Zorel critique la morale et l’éducation

1. Zorel dit : « Tes paroles me semblent vraiment amicales, bonnes et douces, et je suis convaincu que tu parles selon ton cœur et que la chose peut se faire ; mais je me demande bien quelle est cette doctrine que je dois adopter et à la lumière de laquelle je reconnaîtrais comme complètement faux ce que je considère aujourd’hui comme la plus grande vérité !

Deux et deux ensemble font quatre, c’est une vérité mathématique contre laquelle tous les cieux ne peuvent rien, et aucune autre doctrine ne peut infliger un démenti à cette vérité éternelle !

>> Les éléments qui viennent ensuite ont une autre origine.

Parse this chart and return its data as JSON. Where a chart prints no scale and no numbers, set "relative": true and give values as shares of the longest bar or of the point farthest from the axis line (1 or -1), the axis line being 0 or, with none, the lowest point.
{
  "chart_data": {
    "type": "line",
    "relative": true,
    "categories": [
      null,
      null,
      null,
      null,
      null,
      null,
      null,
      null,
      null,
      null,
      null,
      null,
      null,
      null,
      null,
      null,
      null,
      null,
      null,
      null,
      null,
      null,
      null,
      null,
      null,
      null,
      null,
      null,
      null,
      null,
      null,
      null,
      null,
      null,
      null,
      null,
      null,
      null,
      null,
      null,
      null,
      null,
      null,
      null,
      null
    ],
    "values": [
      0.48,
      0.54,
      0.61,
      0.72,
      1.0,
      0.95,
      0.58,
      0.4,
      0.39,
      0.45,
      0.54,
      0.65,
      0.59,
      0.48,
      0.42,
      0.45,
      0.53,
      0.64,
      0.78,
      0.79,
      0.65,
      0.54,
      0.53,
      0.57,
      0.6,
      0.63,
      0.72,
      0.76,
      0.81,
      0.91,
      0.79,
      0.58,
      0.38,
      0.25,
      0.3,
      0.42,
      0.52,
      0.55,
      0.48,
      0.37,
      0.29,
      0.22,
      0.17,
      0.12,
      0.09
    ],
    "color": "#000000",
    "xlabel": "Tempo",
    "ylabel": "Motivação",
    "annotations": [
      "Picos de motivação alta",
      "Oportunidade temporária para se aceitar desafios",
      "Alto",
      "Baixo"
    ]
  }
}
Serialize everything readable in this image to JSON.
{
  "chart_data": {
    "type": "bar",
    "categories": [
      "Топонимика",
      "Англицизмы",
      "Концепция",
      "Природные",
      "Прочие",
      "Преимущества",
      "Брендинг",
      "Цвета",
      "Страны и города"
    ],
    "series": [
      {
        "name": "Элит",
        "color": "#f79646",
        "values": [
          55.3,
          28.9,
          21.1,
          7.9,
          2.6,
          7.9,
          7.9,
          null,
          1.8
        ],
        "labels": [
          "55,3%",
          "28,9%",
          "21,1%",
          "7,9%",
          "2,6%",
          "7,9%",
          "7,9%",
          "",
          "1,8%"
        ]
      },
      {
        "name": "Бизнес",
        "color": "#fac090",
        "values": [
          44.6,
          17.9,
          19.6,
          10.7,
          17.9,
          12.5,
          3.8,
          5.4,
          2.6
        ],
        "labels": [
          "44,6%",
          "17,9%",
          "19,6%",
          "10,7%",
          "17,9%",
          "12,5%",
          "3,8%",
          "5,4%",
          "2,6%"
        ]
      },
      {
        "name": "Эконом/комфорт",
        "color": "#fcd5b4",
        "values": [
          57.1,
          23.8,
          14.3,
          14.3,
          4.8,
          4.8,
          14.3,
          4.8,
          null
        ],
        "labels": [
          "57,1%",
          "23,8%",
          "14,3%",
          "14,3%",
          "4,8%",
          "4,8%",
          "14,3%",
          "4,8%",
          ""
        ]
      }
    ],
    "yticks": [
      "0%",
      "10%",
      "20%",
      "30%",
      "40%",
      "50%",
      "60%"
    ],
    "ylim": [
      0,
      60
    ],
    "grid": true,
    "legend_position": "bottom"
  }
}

Si je n’étais qu’un imbécile superstitieux capable d’accepter que deux et deux additionnés puissent faire sept, il est certain qu’il me serait possible de changer mes convictions ; mais avec ce que je sais déjà, cela m’est parfaitement impossible !

2. Qu’il doive exister quelque force originelle éternelle et intelligente de laquelle sont issus au moins les germes originels, ou pour le moins leurs premiers principes, la raison la plus logique ne peut le nier ; car pour qu’il y ait le deux, il faut d’abord qu’il y ait eu le un.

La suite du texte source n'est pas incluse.